Children usually display signs of autism by the age of two, when they should be meeting developmental milestones such as making eye contact or certain social behaviors like appearing a little shy, or at the other end of the spectrum, a little too outgoing. Observing the frequency of certain behaviors like tantrums, for example, may or may not be a sign of autism. Are they long lasting and frequent or do they diminish when a parent ignores them?
Part of being involved in the program includes Dr. Ghezzi going into a home and observing how the parents respond to their child’s behavior. He’s found success begins with changing how a parent reacts to their child’s tantrums. The other part involves a team of highly trained and supervised undergraduate and graduate students working with the child in the home every week for 30 hours a week for a minimum of two years. For roughly 50% of the children, normal development is achievable.

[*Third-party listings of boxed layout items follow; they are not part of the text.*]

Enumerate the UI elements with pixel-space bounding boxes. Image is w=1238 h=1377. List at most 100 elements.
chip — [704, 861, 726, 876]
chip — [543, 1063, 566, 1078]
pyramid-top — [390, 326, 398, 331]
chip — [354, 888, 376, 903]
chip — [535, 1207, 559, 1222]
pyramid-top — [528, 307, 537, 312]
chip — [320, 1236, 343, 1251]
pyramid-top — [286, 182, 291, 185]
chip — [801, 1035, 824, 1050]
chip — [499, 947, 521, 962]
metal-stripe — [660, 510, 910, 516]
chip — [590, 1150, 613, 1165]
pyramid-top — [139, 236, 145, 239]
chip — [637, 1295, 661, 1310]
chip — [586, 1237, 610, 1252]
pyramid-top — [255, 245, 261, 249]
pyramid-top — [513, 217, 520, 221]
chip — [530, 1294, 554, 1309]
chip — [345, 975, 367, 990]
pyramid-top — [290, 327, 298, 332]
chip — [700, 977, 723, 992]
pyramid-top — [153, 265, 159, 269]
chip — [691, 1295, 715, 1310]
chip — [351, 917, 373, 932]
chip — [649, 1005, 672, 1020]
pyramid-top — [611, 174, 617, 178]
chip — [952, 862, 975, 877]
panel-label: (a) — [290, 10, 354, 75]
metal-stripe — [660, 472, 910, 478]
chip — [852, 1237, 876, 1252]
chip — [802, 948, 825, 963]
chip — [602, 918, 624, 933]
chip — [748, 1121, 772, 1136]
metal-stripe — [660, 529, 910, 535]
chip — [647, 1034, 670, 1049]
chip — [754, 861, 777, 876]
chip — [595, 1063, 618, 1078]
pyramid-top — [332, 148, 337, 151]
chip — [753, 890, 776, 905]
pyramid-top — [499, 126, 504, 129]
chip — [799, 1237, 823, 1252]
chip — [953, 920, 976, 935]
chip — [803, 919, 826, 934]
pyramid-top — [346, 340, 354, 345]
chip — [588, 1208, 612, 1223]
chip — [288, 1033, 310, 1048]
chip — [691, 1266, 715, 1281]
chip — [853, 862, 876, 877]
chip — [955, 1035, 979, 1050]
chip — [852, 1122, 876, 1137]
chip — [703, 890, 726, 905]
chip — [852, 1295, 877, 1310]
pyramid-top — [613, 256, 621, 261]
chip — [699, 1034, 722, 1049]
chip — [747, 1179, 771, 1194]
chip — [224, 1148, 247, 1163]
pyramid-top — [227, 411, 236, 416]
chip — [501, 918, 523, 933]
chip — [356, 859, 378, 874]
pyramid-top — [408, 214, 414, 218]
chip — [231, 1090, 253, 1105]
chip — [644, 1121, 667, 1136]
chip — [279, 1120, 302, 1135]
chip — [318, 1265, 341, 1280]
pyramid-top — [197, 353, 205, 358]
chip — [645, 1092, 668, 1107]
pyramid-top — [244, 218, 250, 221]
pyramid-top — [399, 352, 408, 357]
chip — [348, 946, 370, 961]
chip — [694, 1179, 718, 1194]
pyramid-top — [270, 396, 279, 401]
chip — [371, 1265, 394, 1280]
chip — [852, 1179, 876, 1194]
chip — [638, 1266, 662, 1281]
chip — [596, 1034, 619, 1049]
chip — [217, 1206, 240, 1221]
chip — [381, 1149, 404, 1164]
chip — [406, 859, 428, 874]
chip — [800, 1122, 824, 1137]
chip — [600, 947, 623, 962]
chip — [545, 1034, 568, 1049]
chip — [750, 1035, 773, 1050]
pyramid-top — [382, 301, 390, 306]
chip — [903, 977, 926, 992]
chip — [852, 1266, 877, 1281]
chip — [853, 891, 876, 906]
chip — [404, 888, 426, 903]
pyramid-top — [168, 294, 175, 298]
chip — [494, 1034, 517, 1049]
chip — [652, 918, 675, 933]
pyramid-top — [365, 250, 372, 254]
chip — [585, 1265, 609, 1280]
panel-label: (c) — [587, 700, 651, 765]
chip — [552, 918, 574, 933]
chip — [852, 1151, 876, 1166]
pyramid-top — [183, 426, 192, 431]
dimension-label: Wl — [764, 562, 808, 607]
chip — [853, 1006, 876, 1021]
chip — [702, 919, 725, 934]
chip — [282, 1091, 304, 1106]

The UNR Early Childhood Autism Program is dedicated to improving the lives of young children with autism and their families. The scientific principles and established practices of Applied Behavior Analysis (ABA) are at the core of the program. The practice of behavior analysis is complimented and extended by research that contributes to the knowledge base of behavior science. Whether practice, research, or both, the focus is always on the individual child and family, emphasizing the progressive development, refinement, and elaboration of meaningful skills and abilities.
As a university-based program, it is also a training site for graduate students pursuing advanced degrees in behavior analysis and for undergraduate students pursuing a degree in psychology or a related field.